The Pope dedicated his meditation during today's general audience to reflect on the liturgical celebrations of the coming days, when Christian communities worldwide relive the passion, death and resurrection of Jesus.
"These days are particularly opportune to make more profound the conversion of our heart to him who out of love died for us," the Holy Father said in a firm but tired voice at the end of his catechesis.
The Pontiff noted that the Church on Holy Thursday remembers the last supper, when Christ instituted the Eucharist and the priesthood.
"The 'washing of the feet' reminds us that, with this gesture carried out by Jesus in the cenacle, he anticipated the supreme sacrifice of Calvary, and left us as the new law his love," he explained to the more than 10,000 pilgrims on hand in St. Peter's Square.
On Good Friday, "the Church remembers the passion and death of the Lord," John Paul II said. "The Christian assembly is invited to meditate on the evil and sin that oppress humanity and on the salvation effected by the redemptive sacrifice of Christ."
"The Word of God and some evocative liturgical rites, such as the adoration of the cross, help us to reflect on the different stages of the Passion," he said.
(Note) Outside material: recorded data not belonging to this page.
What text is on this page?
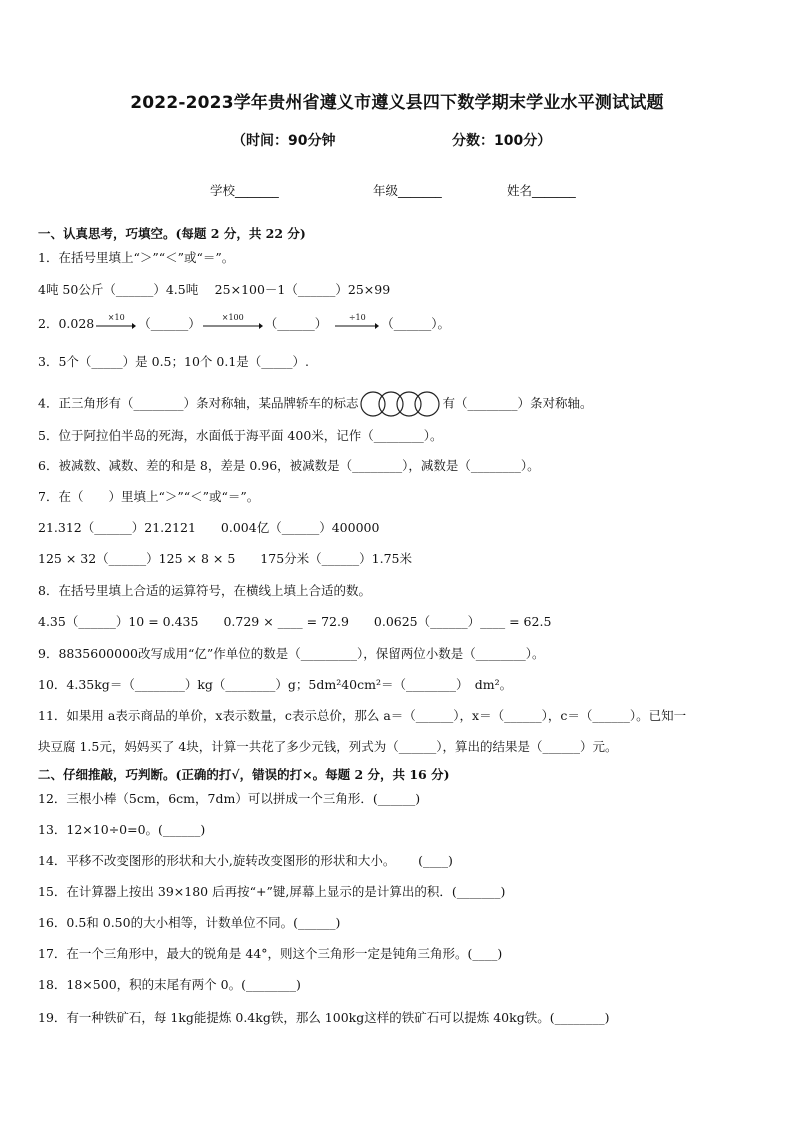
2022-2023学年贵州省遵义市遵义县四下数学期末学业水平测试试题
（时间：90分钟	分数：100分）
学校_______	年级_______	姓名_______
一、认真思考，巧填空。(每题 2 分，共 22 分)
1．在括号里填上“＞”“＜”或“＝”。
4吨 50公斤（______）4.5吨　 25×100－1（______）25×99
2．0.028	×10	（______）	×100	（______）	÷10	（______）。
3．5个（_____）是 0.5；10个 0.1是（_____）.
4．正三角形有（________）条对称轴，某品牌轿车的标志	有（________）条对称轴。
5．位于阿拉伯半岛的死海，水面低于海平面 400米，记作（________）。
6．被减数、减数、差的和是 8，差是 0.96，被减数是（________），减数是（________）。
7．在（　　）里填上“＞”“＜”或“＝”。
21.312（______）21.2121　　0.004亿（______）400000
125 × 32（______）125 × 8 × 5　　175分米（______）1.75米
8．在括号里填上合适的运算符号，在横线上填上合适的数。
4.35（______）10 = 0.435　　0.729 × ____ = 72.9　　0.0625（______）____ = 62.5
9．8835600000改写成用“亿”作单位的数是（_________），保留两位小数是（________）。
10．4.35kg＝（________）kg（________）g；5dm²40cm²＝（________）　dm²。
11．如果用 a表示商品的单价，x表示数量，c表示总价，那么 a＝（______），x＝（______），c＝（______）。已知一
块豆腐 1.5元，妈妈买了 4块，计算一共花了多少元钱，列式为（______），算出的结果是（______）元。
二、仔细推敲，巧判断。(正确的打√，错误的打×。每题 2 分，共 16 分)
12．三根小棒（5cm，6cm，7dm）可以拼成一个三角形．(______)
13．12×10÷0=0。(______)
14．平移不改变图形的形状和大小,旋转改变图形的形状和大小。　　 (____)
15．在计算器上按出 39×180 后再按“+”键,屏幕上显示的是计算出的积．(_______)
16．0.5和 0.50的大小相等，计数单位不同。(______)
17．在一个三角形中，最大的锐角是 44°，则这个三角形一定是钝角三角形。(____)
18．18×500，积的末尾有两个 0。(________)
19．有一种铁矿石，每 1kg能提炼 0.4kg铁，那么 100kg这样的铁矿石可以提炼 40kg铁。(________)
"Moreover, on this day Christian tradition has given life to different manifestations of popular piety. Striking among these are the penitential processions of Good Friday and the pious exercise of the 'Via Crucis,' which help to internalize the mystery of the cross," the Holy Father said.
In turn, he noted that Holy Saturday is characterized by the "great silence."
"In fact, no particular liturgies are planned on this day of expectation and prayer. Everything is silent in the churches, while the faithful, imitating Mary, prepare for the great event of the Resurrection," the Pope said.
At nightfall on Saturday begins the Easter Vigil, "the mother of all vigils" for Christians, he said.
During that celebration, "the proclamation of the resurrection bursts in the darkness of the night and the whole of created reality awakens from the sleep of death, to acknowledge the lordship of Christ."
The Pope will preside in Rome over all these triduum celebrations, which will end with the traditional blessing "urbi et orbi" (to the city of Rome and the world) on Easter Sunday.
Today, after greeting pilgrims at the general audience in 10 languages, the Holy Father spent half an hour talking to numerous people who are in Rome for Holy Week.
Although security measures were very much in evidence, Vatican sources said there are no specific threats of terrorist attacks. As he did on the last two Wednesdays, the Holy Father today was driven in an open car around St. Peter's Square greeting pilgrims.